Exploring energy: sound and behavior

Her second project, more closely guided by health practice leaders at Perkins and Will, including Eve Edelstein, Diana Davis and Sara Shumbera, was motivated by evidence  of generalized agitation and sleep deprivation of psychiatric patients in behavioral health hospitals. Caroline and her team’s  hypothesis was that increased sound energy, or noise, contributes to greater agitation and adverse outcomes for patients, and that by regulating noise, patients would experience less agitation and less disruption during treatment.

After selecting an appropriate sound energy measurement tool, Caroline and her team were able to quantitatively test noise levels at different points in the hospitals identified by hospital staff as significant to care and patient outcomes. The staff also identified which areas of the hospital they believed to be the loudest and the quietest, so that the quantitative findings could be analyzed and compared with their qualitative feedback.
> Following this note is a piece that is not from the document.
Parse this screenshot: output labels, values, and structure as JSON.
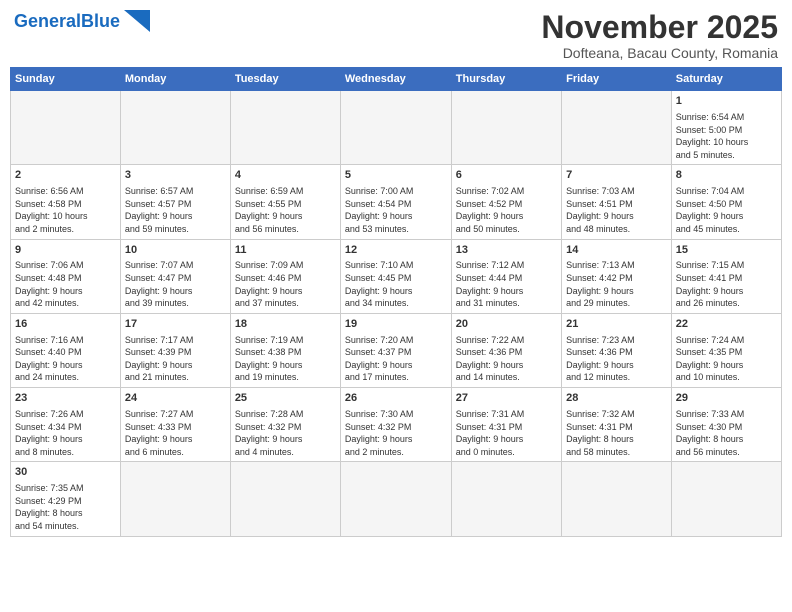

The mentorship Caroline received for this project was invaluable to her understanding of data-based research processes and design protocols.

“By addressing these noise levels, or designing to accommodate differing levels specifically, we could improve patient spaces, and therefore their experiences and healing process,” she says. Some of teams’ recommendations include playing calming music during mealtimes, which tend to be noisy, and utilize acoustic absorption panels nearby the nurse station, seclusion rooms, and pharmacy med area where communication is critical.
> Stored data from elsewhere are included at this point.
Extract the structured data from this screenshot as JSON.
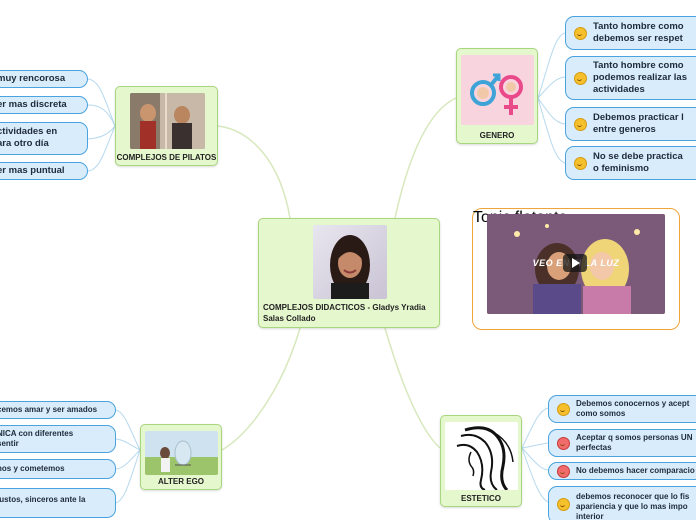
{
  "central": {
    "title": "COMPLEJOS DIDACTICOS - Gladys Yradia Salas Collado",
    "image": "woman-portrait"
  },
  "pilatos": {
    "title": "COMPLEJOS DE PILATOS",
    "image": "pilate-scene",
    "items": [
      "muy rencorosa",
      "er mas discreta",
      "ctividades en",
      "ara otro día",
      "er mas puntual"
    ]
  },
  "genero": {
    "title": "GENERO",
    "image": "gender-symbols",
    "items": [
      [
        "Tanto hombre como",
        "debemos ser respet"
      ],
      [
        "Tanto hombre como",
        "podemos realizar las",
        "actividades"
      ],
      [
        "Debemos practicar l",
        "entre generos"
      ],
      [
        "No se debe practica",
        "o feminismo"
      ]
    ]
  },
  "floating": {
    "title": "Topic flotante",
    "video_text": "VEO EN TI LA LUZ",
    "image": "video-thumbnail"
  },
  "alter_ego": {
    "title": "ALTER EGO",
    "image": "girl-mirror",
    "items": [
      "cemos amar y ser amados",
      [
        "NICA con diferentes",
        "sentir"
      ],
      "nos y cometemos",
      "justos, sinceros ante la"
    ]
  },
  "estetico": {
    "title": "ESTETICO",
    "image": "hair-silhouette",
    "items": [
      [
        "Debemos conocernos y acept",
        "como somos"
      ],
      [
        "Aceptar q somos personas UN",
        "perfectas"
      ],
      "No debemos hacer comparacio",
      [
        "debemos reconocer que lo fis",
        "apariencia y que lo mas impo",
        "interior"
      ]
    ]
  },
  "colors": {
    "topic_fill": "#e5f7cd",
    "topic_border": "#a8d67e",
    "pill_fill": "#d9ecfb",
    "pill_border": "#4aa3df",
    "float_border": "#f0a43a",
    "connector": "#d7e8bd"
  }
}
Upon measuring the sound energy levels in the patient care units identified as those with the most and least patient agitation. Caroline and her team concluded that psychiatric patients are in general, adversely affected by increased sound energy. She therefore recommends that hospitals directly address the need for spaces of varying noise levels—from intimate rooms for calm and relaxation to more lively spaces for engagement and socialization to accommodate patients’ needs and preferences.

“I’ve always thought that as an architect, the most essential task is to listen to and consider others. This helps us form the appropriate lens through which to design, for specific needs, preferences, and cultures.”

A fellow’s experience

With her research already grounded in a people-first approach, this only became more important during the pandemic. “I found myself asking, what do the patients need right now? What can we do to help those without healthcare access during the pandemic?” She engaged with friends working for Doctors without Borders to see how Perkins and Will may be able to get involved with providing more healthcare access to people who need it at this time across the globe. Meanwhile, she is now working with a team in the Houston office to form renovation strategies for dental clinics to safely deliver care during COVID-19.

As designers we know that our work can have direct impacts on the health and well-being of those who use our spaces. We’re ready to apply Caroline’s research to future projects to improve the conditions for not only psychiatric patients, but for healthcare workers and hospital visitors across the board to ensure inclusivity, comfort, and accessibility for all.